Developers: Tango Gameworks
Publishers: Bethesda Softworks
Plot: Julie Kidman is given the task of joining Castellano and Joseph on their mission with the secret motive of bringing back Leslie to a corporation she works for.
One of the main problems with The Evil Within, for me, was the fact it decided to be the kind of game that only explains half of its story. It turns out that the game plan is for the developers to give us the rest of the bigger picture via several DLCs, creating an almost series-like sensation to uncovering the conspiracy behind Ruvik and his machine. I am not a massive fan of this idea, because I still feel a little conned out of buying a full price game and it ending up being half of a product, something I still need to shell out money for to get the full experience. However, let’s chalk that up to yet another problem with the original game and review the DLC in its own right.
And that leads me to the conclusion that the Assignment is a much better game. The story resets, but this time, we are told events through the eyes of Julie Kidman, the female detective who seemed to know a little more about what was going on than anyone else. This is a good move, because Kidman, played by Dexter’s Jennifer Carpenter, was one of the more interesting characters in the plot last time around. It turns out that, as we guessed, she was working for someone else, which meant that her and Castellano had conflicting interests. It is constantly hammered home that Kidman needs to get Leslie out, but as far as her two partners go, they are expendable and not to have any effort spent on rescuing them. After this quick intro, Kidman is thrown into the story just after the ambulance crash. The DLC plays out in the same order as the actual game, only we see what Kidman was getting up to. Cue several ‘ah, that explains that’ moments and eerie scenes where you walk through an area that you know Castellano is going to have problems with in a few moment’s time.
Abandoning story for the moment, the best thing about The Evil Within is that it is actually scary. The main game was a massive disappointment when it came to the horror factor, especially as it bigged itself up far too much. It evolved into a shooter with zombies, something we have done far too many times before. The DLC learns from the criticisms of its main product and the first thing it does is take away Kidman’s gun. Suddenly, we are in this creepy and unpredictable world without a means to fight back. The rote zombie thugs are much scarier when you know that, the moment you are spotted, it could quickly become game over for you. Yes, the controls have been done much better before with games like Outlast and Alien: Isolation, but it is still a massive improvement from what we expected. It creates some brilliant ‘heart-in-your-mouth’ gameplay. Some of the new monsters are excellent, especially with the added benefit that the story doesn’t undercut their fear factor by having you figure out how to kill them a few moments after encountering them. The first major baddie is almost impossible to describe. Its introduction is great, as you find yourself hiding from a zombie, already pretty creeped out, only for a bigger, badder monster to burst into the room, kill the zombie and resume hunting you. It is a well-written moment and the exact point in the DLC when you realise that perhaps The Evil Within has something new to offer. Later on, we get a finale showdown with a figure from Kidman’s past that really racks up the ‘holy shit’ feeling. Coming across as a mix between Agent Smith from the Matrix and the Slenderman, it is an amazing way to send off the DLC. Finally, we get the scary game we wanted to play from the start.
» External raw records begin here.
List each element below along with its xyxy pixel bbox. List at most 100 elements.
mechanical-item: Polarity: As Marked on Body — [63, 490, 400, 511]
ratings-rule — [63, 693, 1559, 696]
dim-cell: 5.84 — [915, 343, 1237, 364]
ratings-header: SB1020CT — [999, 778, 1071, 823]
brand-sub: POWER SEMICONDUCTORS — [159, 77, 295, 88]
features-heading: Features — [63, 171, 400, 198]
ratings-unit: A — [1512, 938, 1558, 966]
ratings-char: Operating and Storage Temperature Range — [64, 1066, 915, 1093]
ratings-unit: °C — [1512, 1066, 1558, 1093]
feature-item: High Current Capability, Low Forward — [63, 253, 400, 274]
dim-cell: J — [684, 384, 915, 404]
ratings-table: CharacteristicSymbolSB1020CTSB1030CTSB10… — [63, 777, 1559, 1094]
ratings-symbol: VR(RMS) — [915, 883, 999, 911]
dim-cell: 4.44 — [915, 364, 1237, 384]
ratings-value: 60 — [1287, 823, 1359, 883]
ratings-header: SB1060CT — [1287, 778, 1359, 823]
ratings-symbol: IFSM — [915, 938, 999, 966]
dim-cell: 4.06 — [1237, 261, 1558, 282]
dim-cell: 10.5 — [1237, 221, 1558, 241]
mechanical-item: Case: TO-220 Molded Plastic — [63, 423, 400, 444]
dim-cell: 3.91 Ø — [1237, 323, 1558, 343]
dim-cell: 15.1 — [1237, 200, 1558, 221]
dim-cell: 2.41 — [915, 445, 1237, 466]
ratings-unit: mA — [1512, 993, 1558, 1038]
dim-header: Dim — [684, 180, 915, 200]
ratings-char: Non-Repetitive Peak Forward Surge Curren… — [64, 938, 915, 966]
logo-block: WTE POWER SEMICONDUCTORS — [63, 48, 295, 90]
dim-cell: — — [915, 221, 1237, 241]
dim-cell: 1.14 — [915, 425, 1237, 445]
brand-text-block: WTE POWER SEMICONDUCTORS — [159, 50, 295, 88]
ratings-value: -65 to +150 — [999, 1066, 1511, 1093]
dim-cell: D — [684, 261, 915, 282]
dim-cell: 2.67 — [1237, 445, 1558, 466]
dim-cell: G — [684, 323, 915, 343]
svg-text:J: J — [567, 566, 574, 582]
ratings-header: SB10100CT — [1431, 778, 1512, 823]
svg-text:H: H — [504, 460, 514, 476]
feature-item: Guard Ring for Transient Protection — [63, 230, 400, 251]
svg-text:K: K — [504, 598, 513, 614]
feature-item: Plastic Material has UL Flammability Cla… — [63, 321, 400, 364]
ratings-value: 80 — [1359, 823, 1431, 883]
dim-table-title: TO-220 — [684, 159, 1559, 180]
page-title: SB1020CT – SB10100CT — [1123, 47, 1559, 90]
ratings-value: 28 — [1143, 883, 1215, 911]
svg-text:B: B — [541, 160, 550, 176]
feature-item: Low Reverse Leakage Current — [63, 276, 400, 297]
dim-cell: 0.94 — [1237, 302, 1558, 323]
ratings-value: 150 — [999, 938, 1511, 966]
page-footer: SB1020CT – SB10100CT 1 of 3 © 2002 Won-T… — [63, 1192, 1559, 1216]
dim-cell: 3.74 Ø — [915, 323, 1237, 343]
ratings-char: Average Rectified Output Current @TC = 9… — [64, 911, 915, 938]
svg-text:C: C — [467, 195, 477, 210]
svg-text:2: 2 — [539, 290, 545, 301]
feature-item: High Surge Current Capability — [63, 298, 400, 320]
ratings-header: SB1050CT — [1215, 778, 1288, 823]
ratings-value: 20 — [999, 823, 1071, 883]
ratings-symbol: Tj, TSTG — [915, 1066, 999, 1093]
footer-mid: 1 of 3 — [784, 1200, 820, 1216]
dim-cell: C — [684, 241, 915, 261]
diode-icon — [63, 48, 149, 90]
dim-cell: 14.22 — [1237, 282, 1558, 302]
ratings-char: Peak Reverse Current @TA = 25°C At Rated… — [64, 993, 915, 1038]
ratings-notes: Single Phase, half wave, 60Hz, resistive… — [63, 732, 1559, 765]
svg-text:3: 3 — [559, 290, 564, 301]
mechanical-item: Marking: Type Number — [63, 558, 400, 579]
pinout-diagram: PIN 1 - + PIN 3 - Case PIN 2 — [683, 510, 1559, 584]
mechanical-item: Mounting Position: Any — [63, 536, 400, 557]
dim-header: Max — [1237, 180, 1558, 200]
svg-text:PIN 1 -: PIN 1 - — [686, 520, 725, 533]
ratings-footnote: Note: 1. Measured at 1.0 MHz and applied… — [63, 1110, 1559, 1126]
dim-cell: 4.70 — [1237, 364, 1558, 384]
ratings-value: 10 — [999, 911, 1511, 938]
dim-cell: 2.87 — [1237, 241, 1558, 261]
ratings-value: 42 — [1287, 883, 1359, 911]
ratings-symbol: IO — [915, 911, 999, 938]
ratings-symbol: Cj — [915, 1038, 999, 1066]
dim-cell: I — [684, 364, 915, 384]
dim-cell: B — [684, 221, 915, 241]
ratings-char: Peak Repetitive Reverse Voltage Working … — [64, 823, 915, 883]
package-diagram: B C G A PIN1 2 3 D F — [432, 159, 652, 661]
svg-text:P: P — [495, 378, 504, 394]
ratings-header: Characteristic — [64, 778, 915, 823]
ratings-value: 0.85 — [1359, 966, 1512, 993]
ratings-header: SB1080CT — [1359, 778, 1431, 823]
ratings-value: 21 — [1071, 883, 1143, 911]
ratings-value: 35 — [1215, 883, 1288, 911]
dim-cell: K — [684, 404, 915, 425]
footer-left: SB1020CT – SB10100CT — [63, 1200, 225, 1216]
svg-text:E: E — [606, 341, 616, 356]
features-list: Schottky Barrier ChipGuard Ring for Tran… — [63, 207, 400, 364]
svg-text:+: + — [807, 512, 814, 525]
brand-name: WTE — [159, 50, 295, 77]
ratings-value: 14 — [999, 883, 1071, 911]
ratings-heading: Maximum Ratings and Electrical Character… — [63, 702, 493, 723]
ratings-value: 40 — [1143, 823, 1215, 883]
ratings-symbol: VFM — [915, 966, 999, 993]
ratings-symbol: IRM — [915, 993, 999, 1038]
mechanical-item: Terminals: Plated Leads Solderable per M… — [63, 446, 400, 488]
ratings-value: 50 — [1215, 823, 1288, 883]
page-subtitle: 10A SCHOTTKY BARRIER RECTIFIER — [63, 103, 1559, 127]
Sadly, the Evil Within is still a pretty clumsy game. The adjacent storyline is a great set-up, but it doesn’t quite work. The main problem with this is the fact that this DLC is obviously so much shorter than the real game. It works best, when it runs parallel, but in order to cover all the points it wants to, it needs to jump massive sections to achieve this. You are progressing through the early chapters, but then you jump right to the ending of the game, cutting out most of the middle of the game. It does kind of work, in the sense, that The Evil Within is a psychologically complex game. Ruvik could easily cut a lot of Kidman’s journey out to get her where he wants her. However, it does get a little disorientating and means that it doesn’t really end up as intelligent as you want it to be. On top of that, the idea that you are not sure what is real or not dilutes some of the shocks. There are a couple of times you are unsure if you have witnessed a major twist or this is just a mind game played on Kidman. Once again, you leave The Evil Within not quite sure what you just went through. A few things are resolved, yes, but not enough to make us any more of a fan of the puzzling narrative. You end up spending so much time trying to keep up with the story that the set-pieces you were looking forward to aren’t really done justice. A few old faces are given cameos when really we wanted another tense showdown with them. The Assignment boasts some great ideas and is a step in the right direction, but it still doesn’t deliver on the punch we were originally promised.
Final Verdict: Points for explaining a few things and actually being scary, but The Assignment is still far from the game we want.